In the last Packers-Steelers match-up on December 20, 2009, the Steelers beat the Packers 37-36 in a last-second completion from Roethlisberger to Mike Wallace.  I expect a similar close game this time, though slightly lower scoring.  However, the Packers are considerably improved from a year ago, and I think most of the key match-ups favor them:

  • Packers Defensive Line vs. Steelers Offensive Line – Advantage: Packers.  As everyone except Maurkice Pauncy expected, Maurkice Pauncy is not going to be playing on Sunday.  The Steelers were already missing their two starting tackles, Max Starks and Willie Colon, both of whom are on injured reserve.  This is a depleted group, and the Packers should be able to take advantage of this match-up in shutting down the run and getting pressure on Roethlisberger.
  • Packers Offensive Line vs. Steelers Defensive Line – Advantage: Steelers.  The Steelers led the league in sacks and stuffing the run.  This ESPN article expertly breaks down the biggest vulnerability for the Packers: Bryan Bulaga vs. LaMarr Woodley.  Bulaga has been improving, but he gave up 6 of the Packers' 12 one-on-one sacks this season.  He needs to have a good game for the Packers to be successful on offense.
  • Packers Receivers vs. Steelers Secondary – Advantage: Packers.  This promises to be one of the areas the Packers can exploit on Sunday.  With rushing yards expected to be hard to come by, the Packers will likely spread out the Steelers in 3, 4, and 5-receiver sets with Rodgers in the shotgun.   This will push Troy Polamalu out of the box, where he usually likes to lurk.  And force corners Bryant McFadden, Ike Taylor, and William Gay to run with our receivers.  This has been a mismatch for every team we’ve faced this season, and it will be for the Steelers on Sunday as well.
  • Packers Secondary vs.

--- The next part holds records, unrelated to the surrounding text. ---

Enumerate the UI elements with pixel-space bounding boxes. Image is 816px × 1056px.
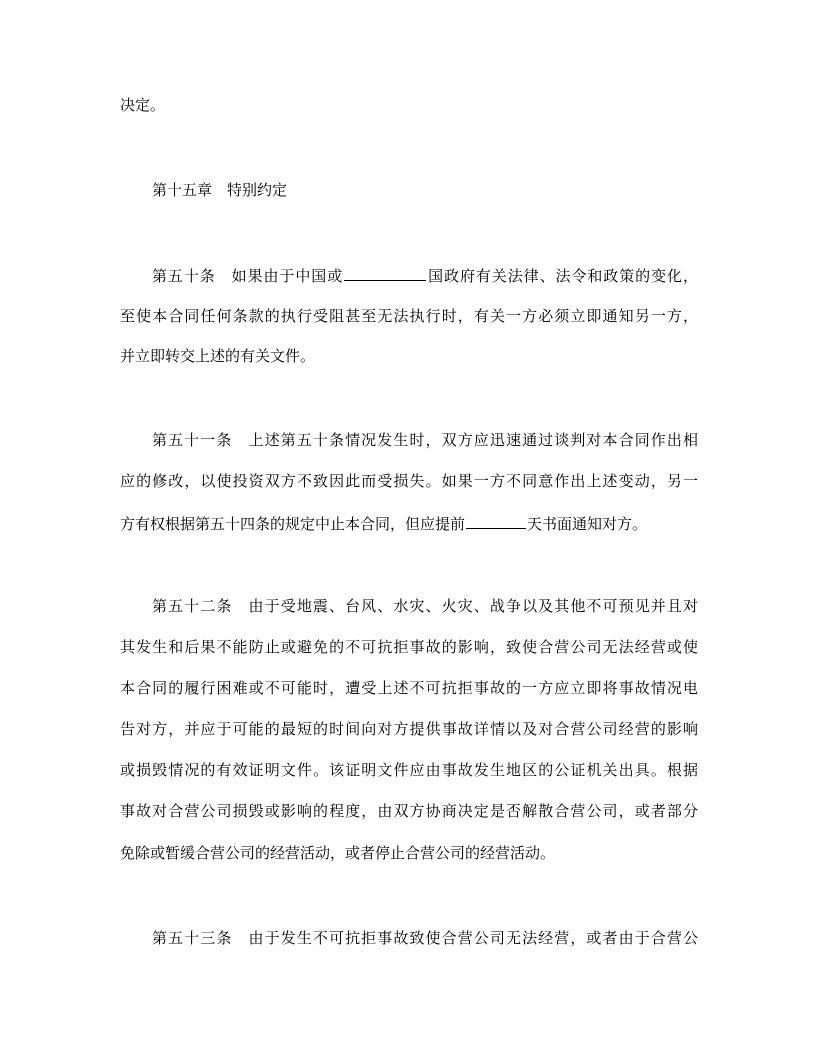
fill-blank-days[interactable] xyxy=(466,512,526,529)
article-50-line-1: 第五十条 如果由于中国或 国政府有关法律、法令和政策的变化， xyxy=(152,264,698,286)
chapter-number: 第十五章 xyxy=(152,181,213,199)
article-50-line-3: 并立即转交上述的有关文件。 xyxy=(120,347,316,365)
article-53-line-1: 第五十三条 由于发生不可抗拒事故致使合营公司无法经营，或者由于合营公 xyxy=(152,929,698,947)
article-52-line-5: 或损毁情况的有效证明文件。该证明文件应由事故发生地区的公证机关出具。根据 xyxy=(120,761,698,779)
article-52-label: 第五十二条 xyxy=(152,597,233,615)
article-53-label: 第五十三条 xyxy=(152,929,233,947)
article-50-label: 第五十条 xyxy=(152,267,216,285)
chapter-title: 特别约定 xyxy=(227,181,288,199)
article-52-line-1: 第五十二条 由于受地震、台风、水灾、火灾、战争以及其他不可预见并且对 xyxy=(152,597,698,615)
article-52-line-3: 本合同的履行困难或不可能时，遭受上述不可抗拒事故的一方应立即将事故情况电 xyxy=(120,679,698,697)
article-52-line-2: 其发生和后果不能防止或避免的不可抗拒事故的影响，致使合营公司无法经营或使 xyxy=(120,638,698,656)
article-51-line-1: 第五十一条 上述第五十条情况发生时，双方应迅速通过谈判对本合同作出相 xyxy=(152,431,698,449)
article-52-line-6: 事故对合营公司损毁或影响的程度，由双方协商决定是否解散合营公司，或者部分 xyxy=(120,802,698,820)
chapter-heading xyxy=(152,180,287,200)
article-51-label: 第五十一条 xyxy=(152,431,233,449)
article-51-line-3: 方有权根据第五十四条的规定中止本合同，但应提前 天书面通知对方。 xyxy=(120,512,647,534)
article-51-line-2: 应的修改，以使投资双方不致因此而受损失。如果一方不同意作出上述变动，另一 xyxy=(120,472,698,490)
article-52-line-7: 免除或暂缓合营公司的经营活动，或者停止合营公司的经营活动。 xyxy=(120,844,556,862)
article-50-line-2: 至使本合同任何条款的执行受阻甚至无法执行时，有关一方必须立即通知另一方， xyxy=(120,307,698,325)
intro-tail-text: 决定。 xyxy=(120,96,166,114)
article-52-line-4: 告对方，并应于可能的最短的时间向对方提供事故详情以及对合营公司经营的影响 xyxy=(120,720,698,738)
fill-blank-country[interactable] xyxy=(344,264,426,281)
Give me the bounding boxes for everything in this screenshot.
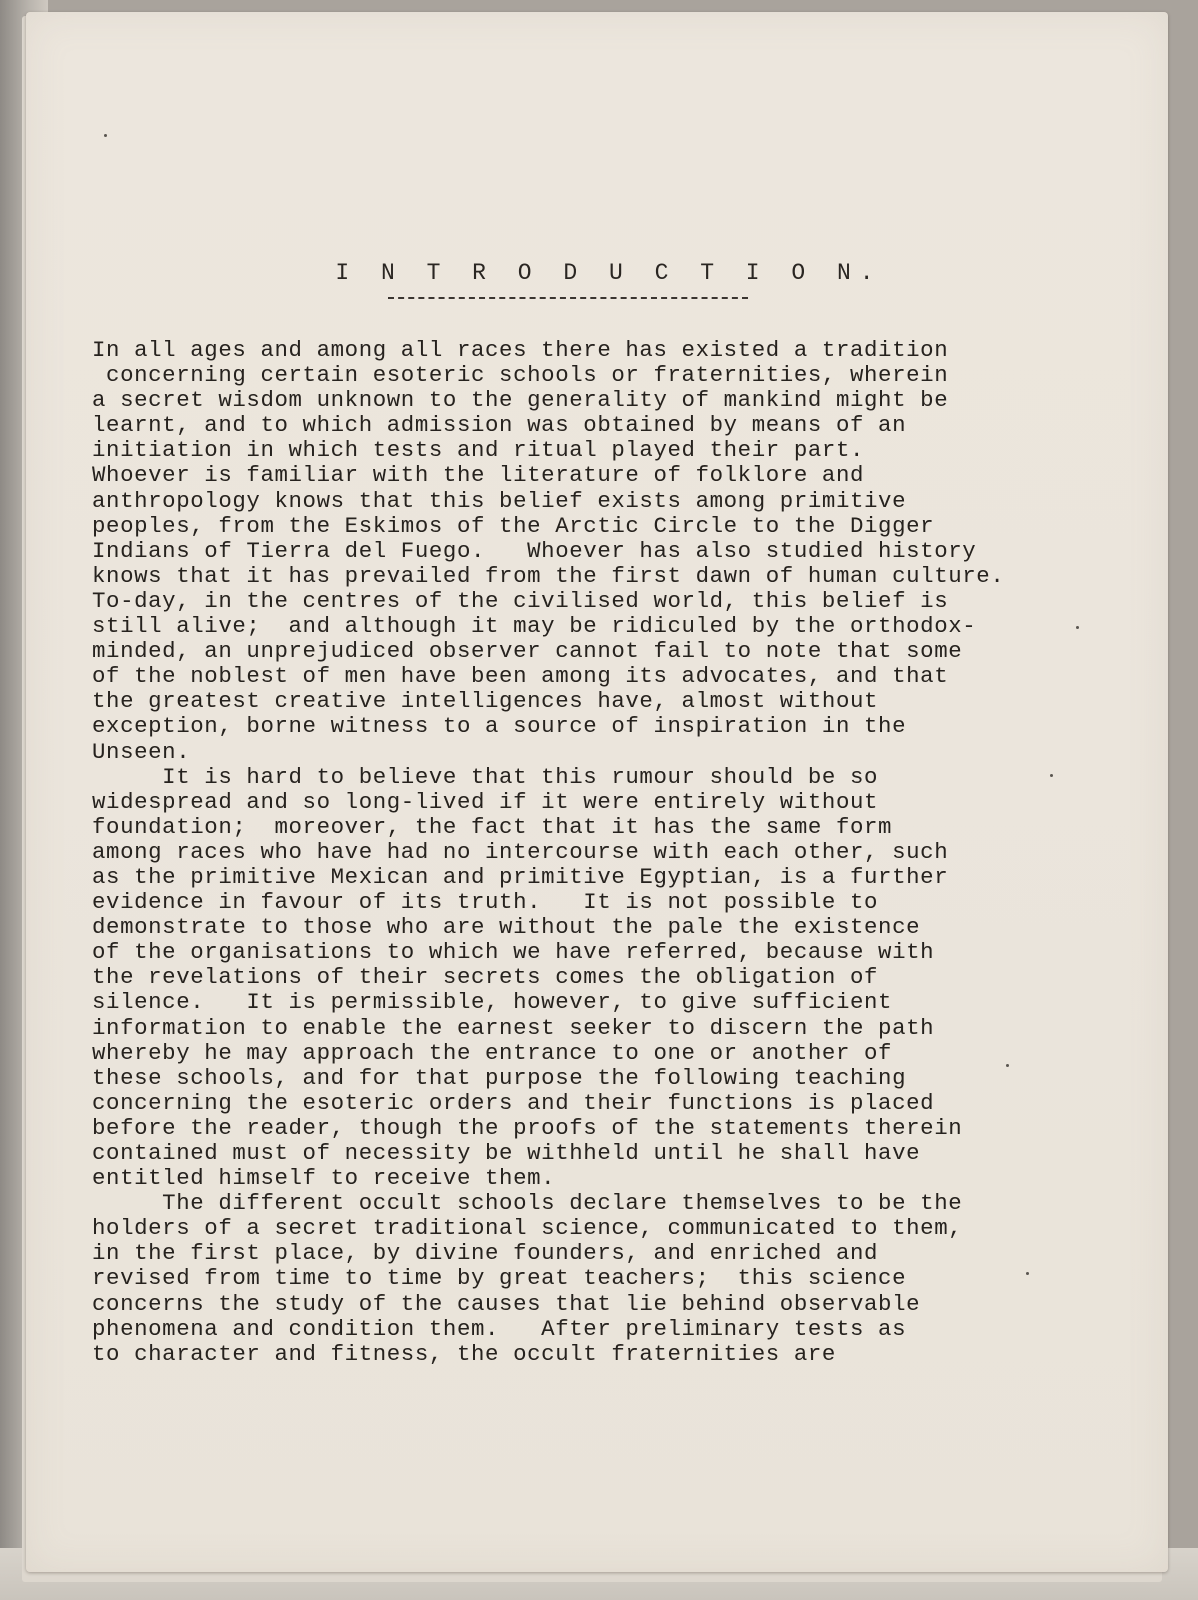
text-line: learnt, and to which admission was obtained by means of an bbox=[92, 412, 907, 439]
text-line: The different occult schools declare themselves to be the bbox=[92, 1190, 963, 1217]
text-line: widespread and so long-lived if it were entirely without bbox=[92, 788, 879, 815]
speck bbox=[1006, 1064, 1009, 1067]
text-line: the greatest creative intelligences have, almost without bbox=[92, 688, 879, 715]
text-line: knows that it has prevailed from the first dawn of human culture. bbox=[92, 562, 1005, 589]
speck bbox=[1050, 774, 1053, 777]
text-line: In all ages and among all races there has existed a tradition bbox=[92, 337, 949, 363]
text-line: evidence in favour of its truth. It is not possible to bbox=[92, 889, 879, 916]
text-line: whereby he may approach the entrance to one or another of bbox=[92, 1039, 893, 1066]
text-line: silence. It is permissible, however, to give sufficient bbox=[92, 989, 893, 1016]
text-line: minded, an unprejudiced observer cannot fail to note that some bbox=[92, 638, 963, 665]
text-line: holders of a secret traditional science, communicated to them, bbox=[92, 1215, 963, 1242]
text-line: Whoever is familiar with the literature of folklore and bbox=[92, 462, 865, 489]
text-line: of the noblest of men have been among its advocates, and that bbox=[92, 663, 949, 690]
text-line: Indians of Tierra del Fuego. Whoever has also studied history bbox=[92, 537, 977, 564]
text-line: initiation in which tests and ritual played their part. bbox=[92, 437, 865, 464]
text-line: among races who have had no intercourse with each other, such bbox=[92, 838, 949, 865]
title-underline bbox=[388, 297, 748, 299]
text-line: demonstrate to those who are without the pale the existence bbox=[92, 914, 921, 941]
text-line: in the first place, by divine founders, and enriched and bbox=[92, 1240, 879, 1267]
text-line: concerning certain esoteric schools or fraternities, wherein bbox=[92, 362, 949, 389]
text-line: entitled himself to receive them. bbox=[92, 1165, 556, 1192]
text-line: to character and fitness, the occult fraternities are bbox=[92, 1340, 836, 1367]
text-line: peoples, from the Eskimos of the Arctic Circle to the Digger bbox=[92, 512, 935, 539]
typewritten-page bbox=[26, 12, 1168, 1572]
speck bbox=[1026, 1272, 1029, 1275]
text-line: information to enable the earnest seeker to discern the path bbox=[92, 1014, 935, 1041]
text-line: the revelations of their secrets comes the obligation of bbox=[92, 964, 879, 991]
text-line: revised from time to time by great teachers; this science bbox=[92, 1265, 907, 1292]
text-line: these schools, and for that purpose the following teaching bbox=[92, 1064, 907, 1091]
text-line: as the primitive Mexican and primitive Egyptian, is a further bbox=[92, 863, 949, 890]
speck bbox=[104, 134, 107, 137]
text-line: It is hard to believe that this rumour should be so bbox=[92, 763, 879, 790]
text-line: anthropology knows that this belief exists among primitive bbox=[92, 487, 907, 514]
text-line: concerns the study of the causes that lie behind observable bbox=[92, 1290, 921, 1317]
text-line: exception, borne witness to a source of inspiration in the bbox=[92, 713, 907, 740]
text-line: before the reader, though the proofs of the statements therein bbox=[92, 1114, 963, 1141]
text-line: foundation; moreover, the fact that it has the same form bbox=[92, 813, 893, 840]
text-line: phenomena and condition them. After preliminary tests as bbox=[92, 1315, 907, 1342]
text-line: To-day, in the centres of the civilised world, this belief is bbox=[92, 587, 949, 614]
speck bbox=[1076, 626, 1079, 629]
text-line: still alive; and although it may be ridiculed by the orthodox- bbox=[92, 613, 977, 640]
text-line: contained must of necessity be withheld until he shall have bbox=[92, 1140, 921, 1166]
text-line: a secret wisdom unknown to the generality of mankind might be bbox=[92, 387, 949, 414]
text-line: Unseen. bbox=[92, 738, 191, 765]
page-title: I N T R O D U C T I O N. bbox=[335, 260, 883, 286]
body-text bbox=[92, 338, 1152, 1367]
text-line: concerning the esoteric orders and their functions is placed bbox=[92, 1089, 935, 1116]
text-line: of the organisations to which we have referred, because with bbox=[92, 939, 935, 966]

Steelers Receivers – Advantage: Packers.  Mike Wallace makes me nervous with his speed, but Tramon Williams and Sam Shields can both run with him.  Woodson will likely spy on Roethlisberger and cover tight end Heath Miller.  If the Steelers go spread, Woodson may be able to get some surprise blitzes from the slot.  If this game becomes a shoot-out, I think the Packers can stop them – Roethlisberger’s historic 500+ yard performance last year not withstanding.

Overall, I believe, while the Steelers are a great team, the match-ups favor the Packers.  As long as they can avoid a big hit on Rodgers and can stay relatively balanced between passing and running, the Packers should have advantages that they can exploit.  We’ll know soon enough.  Go Pack Go!!!